Though in political circles Sitaram Yechury was known as a flexible politician who can stitch impossible alliances for a common cause, within the CPI(M), he was always seen as someone who adhered to the Marxist-Leninist principles of the organisation and its politics. Well-versed in political economy as a student of economics, he chose issues based on economy, livelihood and social realities to make sure that his and his party’s voices were heard in the public sphere even when the electoral performance of the party was abysmal.
Starting his political life in the Students Federation of India, the students wing of the CPI(M), he became the national president of the organisation and was later invited to the Central Committee of the party in 1984 and was made a member of it in the 12th Party Congress in Kolkata in 1985.
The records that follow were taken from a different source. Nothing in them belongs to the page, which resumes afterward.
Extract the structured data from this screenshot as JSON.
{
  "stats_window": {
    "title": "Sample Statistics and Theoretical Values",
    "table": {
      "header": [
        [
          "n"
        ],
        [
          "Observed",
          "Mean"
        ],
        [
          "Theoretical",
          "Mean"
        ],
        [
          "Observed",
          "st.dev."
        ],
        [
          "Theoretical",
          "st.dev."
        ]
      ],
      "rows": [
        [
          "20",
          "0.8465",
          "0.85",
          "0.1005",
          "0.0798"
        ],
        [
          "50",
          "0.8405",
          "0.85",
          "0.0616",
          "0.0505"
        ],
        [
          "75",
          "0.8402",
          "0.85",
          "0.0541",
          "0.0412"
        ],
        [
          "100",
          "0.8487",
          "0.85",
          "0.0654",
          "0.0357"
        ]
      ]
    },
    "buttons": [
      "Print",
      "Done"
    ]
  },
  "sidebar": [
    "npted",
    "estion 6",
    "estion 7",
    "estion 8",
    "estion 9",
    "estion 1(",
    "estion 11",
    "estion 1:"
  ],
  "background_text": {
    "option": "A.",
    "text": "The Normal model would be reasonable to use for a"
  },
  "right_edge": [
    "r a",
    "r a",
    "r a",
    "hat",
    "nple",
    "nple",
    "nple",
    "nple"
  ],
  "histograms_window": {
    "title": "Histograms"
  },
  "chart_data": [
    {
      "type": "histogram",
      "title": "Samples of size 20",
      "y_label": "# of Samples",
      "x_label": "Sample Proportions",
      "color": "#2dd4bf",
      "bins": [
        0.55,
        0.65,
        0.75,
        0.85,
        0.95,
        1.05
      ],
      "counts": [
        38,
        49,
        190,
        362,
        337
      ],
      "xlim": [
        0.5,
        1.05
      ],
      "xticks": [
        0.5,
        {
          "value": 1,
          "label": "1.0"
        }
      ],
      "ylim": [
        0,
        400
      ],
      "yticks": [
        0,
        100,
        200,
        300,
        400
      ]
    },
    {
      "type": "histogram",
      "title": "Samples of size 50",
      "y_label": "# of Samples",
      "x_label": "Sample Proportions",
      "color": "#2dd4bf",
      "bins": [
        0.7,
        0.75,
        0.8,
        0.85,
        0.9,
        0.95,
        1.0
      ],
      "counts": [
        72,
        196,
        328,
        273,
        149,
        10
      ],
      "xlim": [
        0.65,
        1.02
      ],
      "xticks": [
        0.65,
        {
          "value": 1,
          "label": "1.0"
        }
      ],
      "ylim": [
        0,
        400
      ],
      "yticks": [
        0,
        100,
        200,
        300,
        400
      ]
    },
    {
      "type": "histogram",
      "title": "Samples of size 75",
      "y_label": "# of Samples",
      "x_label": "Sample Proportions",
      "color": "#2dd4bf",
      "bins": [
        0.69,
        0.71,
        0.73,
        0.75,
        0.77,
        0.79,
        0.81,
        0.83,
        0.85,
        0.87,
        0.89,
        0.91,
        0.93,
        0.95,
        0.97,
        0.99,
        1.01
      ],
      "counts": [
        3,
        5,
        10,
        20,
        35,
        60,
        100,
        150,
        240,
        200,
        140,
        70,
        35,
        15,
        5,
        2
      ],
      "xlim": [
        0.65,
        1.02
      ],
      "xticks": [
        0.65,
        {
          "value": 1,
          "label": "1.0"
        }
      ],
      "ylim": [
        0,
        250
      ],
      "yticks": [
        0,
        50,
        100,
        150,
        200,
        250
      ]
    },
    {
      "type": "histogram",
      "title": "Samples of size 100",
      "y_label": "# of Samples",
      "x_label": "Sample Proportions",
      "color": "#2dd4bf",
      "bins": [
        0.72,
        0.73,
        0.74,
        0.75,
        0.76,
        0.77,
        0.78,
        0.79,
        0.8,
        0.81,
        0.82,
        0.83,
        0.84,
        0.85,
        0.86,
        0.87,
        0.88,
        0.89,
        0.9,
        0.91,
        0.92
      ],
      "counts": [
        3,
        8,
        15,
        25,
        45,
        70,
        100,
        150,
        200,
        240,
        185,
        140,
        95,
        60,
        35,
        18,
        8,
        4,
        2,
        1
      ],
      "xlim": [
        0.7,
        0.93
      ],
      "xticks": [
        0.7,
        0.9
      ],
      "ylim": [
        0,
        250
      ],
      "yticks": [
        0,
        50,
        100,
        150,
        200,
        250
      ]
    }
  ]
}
An anti-imperialist to the core, Mr. Yechury had political beliefs influenced by Marxist doyens such as P Sundaraiah, M. Basavapunnaiah and E.M.S. Namboodiripad, who were also leaders of anti-colonial and anti-imperialist movements in the country. Mr. Yechury always scoffed at any external influences in national politics, which he termed as NGO-isation of politics. As an MP, he argued that corporate houses and NGOs must be brought within the ambit of the Lokpal. He believed that much of the NGO-sponsored anti-globalisation movements “can be compared to the safety valve in the pressure cooker”. “The CPI(M) has consistently been against imperialist backed foreign-funded NGOs and the associated motives of such NGOs in advancing imperialist agendas on the one hand and in seeking to disrupt the growing democratic progressive mass movements on the other. This struggle against the NGOisation of the mass protest movements is a continuous struggle that the CPI(M) is engaged in,” he said in the World Social Forum in 2004.
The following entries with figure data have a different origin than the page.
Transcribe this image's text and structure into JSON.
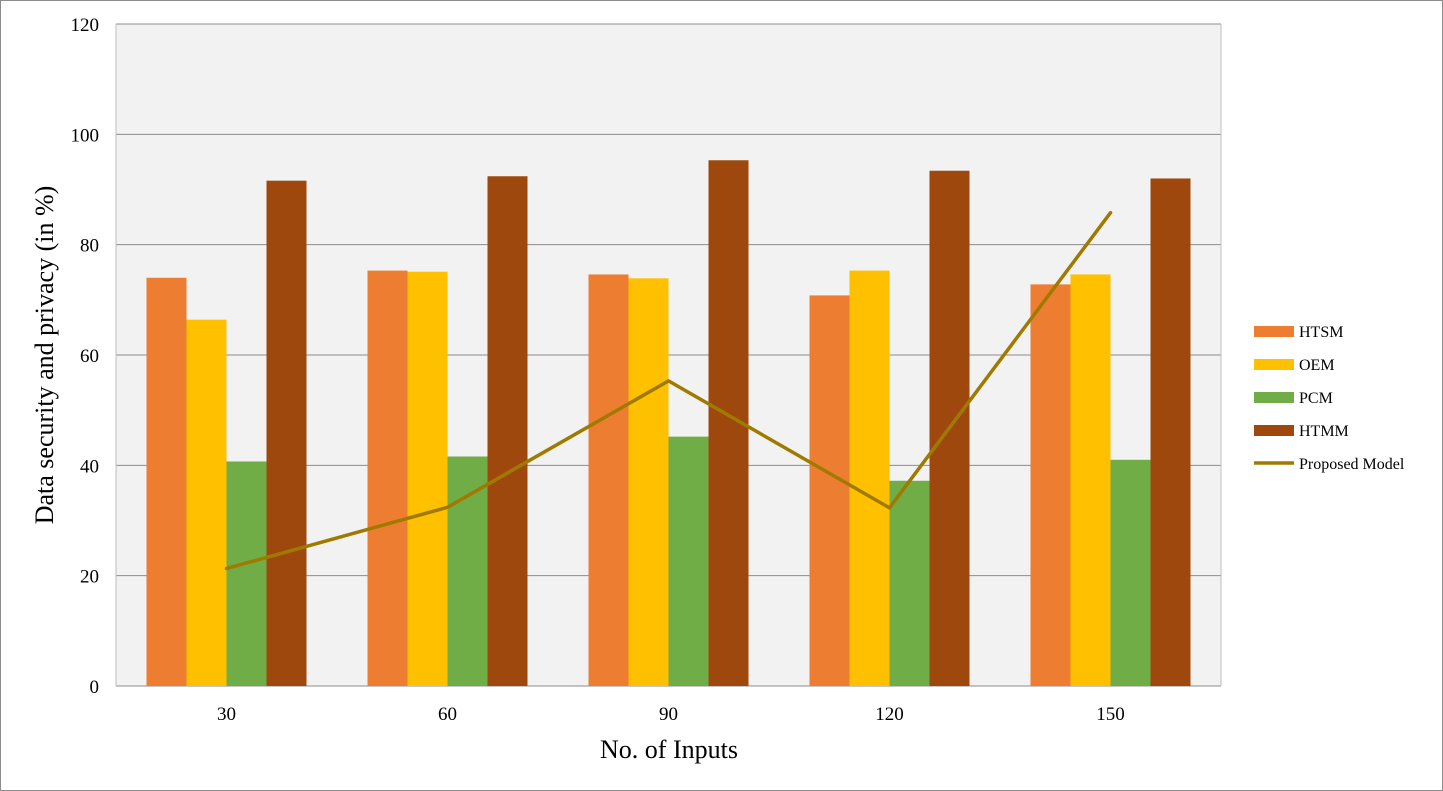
{
  "chart_data": {
    "type": "bar",
    "title": "",
    "xlabel": "No. of Inputs",
    "ylabel": "Data security and privacy (in %)",
    "ylim": [
      0,
      120
    ],
    "yticks": [
      0,
      20,
      40,
      60,
      80,
      100,
      120
    ],
    "grid": true,
    "legend_position": "right",
    "categories": [
      "30",
      "60",
      "90",
      "120",
      "150"
    ],
    "series": [
      {
        "name": "HTSM",
        "kind": "bar",
        "color": "#ED7D31",
        "values": [
          74,
          75.3,
          74.6,
          70.8,
          72.8
        ]
      },
      {
        "name": "OEM",
        "kind": "bar",
        "color": "#FFC000",
        "values": [
          66.4,
          75.1,
          73.9,
          75.3,
          74.6
        ]
      },
      {
        "name": "PCM",
        "kind": "bar",
        "color": "#70AD47",
        "values": [
          40.7,
          41.6,
          45.2,
          37.2,
          41
        ]
      },
      {
        "name": "HTMM",
        "kind": "bar",
        "color": "#9E480E",
        "values": [
          91.6,
          92.4,
          95.3,
          93.4,
          92
        ]
      },
      {
        "name": "Proposed Model",
        "kind": "line",
        "color": "#A07A00",
        "values": [
          21.3,
          32.4,
          55.3,
          32.3,
          85.8
        ]
      }
    ]
  }
}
Similarly, he saw imperialist links in identity politics too. He was also an ardent critic of identity-based political groupings. “While appealing only to the caste consciousness and ignoring, if not evading, the basic issue of the struggle against the existing agrarian order, these leaders once again are appealing for a change in the superstructure without affecting the base. In doing so, they treat this growing consciousness amongst the Dalits and the backward caste as separate compartments, as vote banks, for their political fortunes rather than addressing themselves for a genuine solution of the problem,” he said.
He believed that people wanted a positive programme, an alternative programme from the Opposition parties and a mere opposition to the government without a credible alternative agenda would not evoke confidence among people. He invited all democratic forces to express their views about a Left and democratic programme in the political resolution of the CPI(M) two years ago.. He said marginalised sections, Dalits, Adivasis, people with disabilities, LGBTQIA+ and all democratic groups and forces would have their demands and an alternative programme would address their issues and demands and provide a policy direction to the country.
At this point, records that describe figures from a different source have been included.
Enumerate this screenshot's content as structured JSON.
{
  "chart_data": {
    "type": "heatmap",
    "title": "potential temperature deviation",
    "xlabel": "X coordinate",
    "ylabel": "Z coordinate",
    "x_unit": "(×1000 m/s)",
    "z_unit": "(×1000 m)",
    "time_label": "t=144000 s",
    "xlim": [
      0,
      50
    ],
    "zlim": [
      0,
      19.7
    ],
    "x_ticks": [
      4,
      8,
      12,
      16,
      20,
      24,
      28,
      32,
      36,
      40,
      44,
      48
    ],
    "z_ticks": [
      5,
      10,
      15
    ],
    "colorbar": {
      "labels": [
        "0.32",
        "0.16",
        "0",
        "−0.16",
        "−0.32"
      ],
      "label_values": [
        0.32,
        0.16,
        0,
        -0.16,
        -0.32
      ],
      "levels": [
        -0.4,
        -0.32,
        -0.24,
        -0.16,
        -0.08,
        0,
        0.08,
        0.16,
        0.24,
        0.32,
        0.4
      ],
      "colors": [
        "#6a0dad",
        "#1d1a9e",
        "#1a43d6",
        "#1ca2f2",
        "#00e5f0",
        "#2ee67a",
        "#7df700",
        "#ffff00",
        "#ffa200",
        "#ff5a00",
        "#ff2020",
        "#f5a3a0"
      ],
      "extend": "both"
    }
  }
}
He was one of the key architects of the document, “On Certain Ideological Issues”, that helped the CPI(M) to take a stronger position in 1992, even when a number of Communist parties around the world collapsed along with the USSR. The document self-critically examined the CPI(M)’s positions on international developments. The document said the inevitability of capitalism’s collapse is not an automatic process. “Capitalism has to be overthrown. An erroneous understanding only blunts the need to constantly sharpen and strengthen the revolutionary ideological struggle of the working class and its decisive intervention under the leadership of a party wedded to Marxism-Leninism — the subjective factor without which no revolutionary transformation is possible,” it said. It was Mr. Yechury, who presented the document before the 14th Congress of the CPI(M) in 1992 held in Chennai. He was elected to the Polit Bureau of the party in that Congress.
Later in 2014, he suggested amendments to the political tactical line of the CPI(M), just ahead of the 21st Party Congress in Vishakhapatnam. The meeting elected him general secretary of the party and he famously termed it the Party Congress of the future. A version of his amendments was later published in The Marxist. In that article, Mr. Yechury analysed the CPI(M)’s experience during the past decade, and he said the party had seen how reporting from below had led to subjective overestimations, including from party’s outposts of Bengal and Kerala regarding the assessments of electoral results. He said the actual results of these elections, however, were completely off the mark from the assessments given to the leadership. “This was based on either subjective overestimations, or, dangerously, conveying assessments given from the lower levels on the basis of what the ‘leadership would like to hear’. Clearly, this means that our assessments were determined subjectively on the basis of reporting from below that were made without realising that our links with the mass of the people have so weakened, buttressing such wrong assessments,” he said and added that there is an urgent need for the party to combat subjectivism at all levels to conduct a scientific evaluation of the concrete conditions to arrive at a correct Marxist-Leninist ‘concrete analysis’ and the consequent organisational methods and measures.